Affiliation:
1. Department of Statistics and Data Science, Carnegie Mellon University , Pittsburgh , PA, 15213 , United States of America, now at Google
Abstract
Abstract
Out of the participants in a randomized experiment with anticipated heterogeneous treatment effects, is it possible to identify which subjects have a positive treatment effect? While subgroup analysis has received attention, claims about individual participants are much more challenging. We frame the problem in terms of multiple hypothesis testing: each individual has a null hypothesis (stating that the potential outcomes are equal, for example), and we aim to identify those for whom the null is false (the treatment potential outcome stochastically dominates the control one, for example).
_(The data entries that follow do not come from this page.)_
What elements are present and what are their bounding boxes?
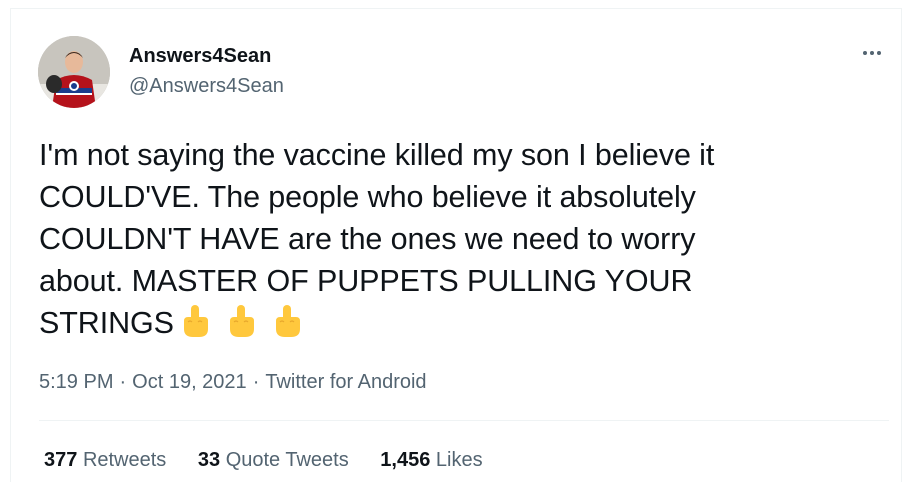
author-handle[interactable]: @Answers4Sean — [129, 73, 284, 99]
avatar-image — [38, 36, 110, 108]
tweet-text-line: COULD'VE. The people who believe it abso… — [39, 180, 696, 214]
tweet-text: I'm not saying the vaccine killed my son… — [39, 134, 859, 344]
likes-stat[interactable]: 1,456 Likes — [380, 447, 482, 473]
tweet-source-link[interactable]: Twitter for Android — [265, 371, 426, 393]
retweets-stat[interactable]: 377 Retweets — [44, 447, 166, 473]
retweets-count: 377 — [44, 449, 78, 471]
quote-tweets-stat[interactable]: 33 Quote Tweets — [198, 447, 349, 473]
more-options-button[interactable] — [857, 41, 887, 65]
avatar[interactable] — [38, 36, 110, 108]
divider — [39, 420, 889, 421]
author-display-name[interactable]: Answers4Sean — [129, 43, 271, 69]
tweet-text-line: about. MASTER OF PUPPETS PULLING YOUR — [39, 264, 693, 298]
tweet-time[interactable]: 5:19 PM — [39, 371, 113, 393]
tweet-meta: 5:19 PM · Oct 19, 2021 · Twitter for Android — [39, 369, 427, 395]
tweet-card: Answers4Sean @Answers4Sean I'm not sayin… — [10, 8, 902, 482]
quote-tweets-label: Quote Tweets — [225, 449, 349, 471]
tweet-date[interactable]: Oct 19, 2021 — [132, 371, 247, 393]
quote-tweets-count: 33 — [197, 449, 221, 471]
meta-separator: · — [119, 371, 127, 393]
meta-separator: · — [252, 371, 260, 393]
likes-count: 1,456 — [380, 449, 431, 471]
middle-finger-emoji-icon — [183, 305, 208, 337]
retweets-label: Retweets — [82, 449, 167, 471]
tweet-text-line: STRINGS — [39, 306, 174, 340]
more-dot-icon — [877, 51, 881, 55]
tweet-text-last-line: STRINGS — [39, 302, 859, 344]
middle-finger-emoji-icon — [229, 305, 254, 337]
more-dot-icon — [870, 51, 874, 55]
emoji-group — [178, 302, 316, 344]
tweet-stats: 377 Retweets 33 Quote Tweets 1,456 Likes — [44, 447, 509, 473]
tweet-text-line: COULDN'T HAVE are the ones we need to wo… — [39, 222, 696, 256]
middle-finger-emoji-icon — [275, 305, 300, 337]
more-dot-icon — [863, 51, 867, 55]
likes-label: Likes — [435, 449, 483, 471]
tweet-text-line: I'm not saying the vaccine killed my son… — [39, 138, 715, 172]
We develop a novel algorithm that identifies such a subset, with nonasymptotic control of the false discovery rate (FDR). Our algorithm allows for interaction – a human data scientist (or a computer program) may adaptively guide the algorithm in a data-dependent manner to gain power. We show how to extend the methods to observational settings and achieve a type of doubly robust FDR control. We also propose several extensions: (a) relaxing the null to nonpositive effects, (b) moving from unpaired to paired samples, and (c) subgroup identification. We demonstrate via numerical experiments and theoretical analysis that the proposed method has valid FDR control in finite samples and reasonably high identification power.